Jugenddialog ohne Dialog

Wie muss sich Politik verändern, um sich auch jungen Menschen gegenüber zu öffnen und einen Austausch auf Augenhöhe zu ermöglichen? Die aktuellen EU-Jugendvertreter*innen sind von der EU-Jugendkonferenz in Helsinki enttäuscht, aber nicht hoffnungslos.

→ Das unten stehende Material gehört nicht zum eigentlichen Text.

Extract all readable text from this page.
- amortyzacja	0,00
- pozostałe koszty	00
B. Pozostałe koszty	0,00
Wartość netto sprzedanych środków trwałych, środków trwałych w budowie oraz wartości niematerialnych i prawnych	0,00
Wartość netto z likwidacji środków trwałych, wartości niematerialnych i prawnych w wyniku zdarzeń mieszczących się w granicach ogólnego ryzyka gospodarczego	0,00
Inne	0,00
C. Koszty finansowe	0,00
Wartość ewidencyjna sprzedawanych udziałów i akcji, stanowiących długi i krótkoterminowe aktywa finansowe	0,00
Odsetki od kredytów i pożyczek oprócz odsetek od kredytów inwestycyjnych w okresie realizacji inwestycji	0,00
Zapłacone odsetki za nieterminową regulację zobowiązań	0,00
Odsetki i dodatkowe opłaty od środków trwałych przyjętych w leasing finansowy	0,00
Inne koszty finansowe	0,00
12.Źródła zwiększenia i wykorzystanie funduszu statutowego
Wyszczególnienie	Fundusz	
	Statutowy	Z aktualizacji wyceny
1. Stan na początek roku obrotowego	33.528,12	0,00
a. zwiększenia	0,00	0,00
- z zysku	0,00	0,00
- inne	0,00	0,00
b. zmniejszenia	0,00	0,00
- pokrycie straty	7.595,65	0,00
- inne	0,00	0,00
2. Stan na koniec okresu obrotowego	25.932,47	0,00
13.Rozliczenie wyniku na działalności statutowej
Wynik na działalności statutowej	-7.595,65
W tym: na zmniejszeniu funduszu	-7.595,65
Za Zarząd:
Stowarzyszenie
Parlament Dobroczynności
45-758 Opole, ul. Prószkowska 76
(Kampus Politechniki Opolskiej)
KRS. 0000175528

Ein Bericht von Clara Drammeh, Anna-Sophie Kloppe und Marius Schlageter

Das Ende des „Strukturierten Dialogs“ bei der EU-Jugendkonferenz in Wien ebnete den Weg für den ersten EU-Jugenddialog. Indem die neue EU-Jugendstrategie (2019 – 2027) verabschiedet wurde, wurde der „Strukturierte Dialog“ durch den EU-Jugenddialog ersetzt. Auch der EU-Jugenddialog fordert junge Menschen auf, sich aktiv am demokratischen Leben zu beteiligen sowie den Dialog mit Entscheidungsträger*innen zu suchen und zu pflegen. Den inhaltlichen Rahmen für den Jugenddialog sollen unter anderem die elf Europäischen Jugendziele (Youth Goals) darstellen, welche auf der EU-Jugendkonferenz in Wien (2018) festgelegt wurden.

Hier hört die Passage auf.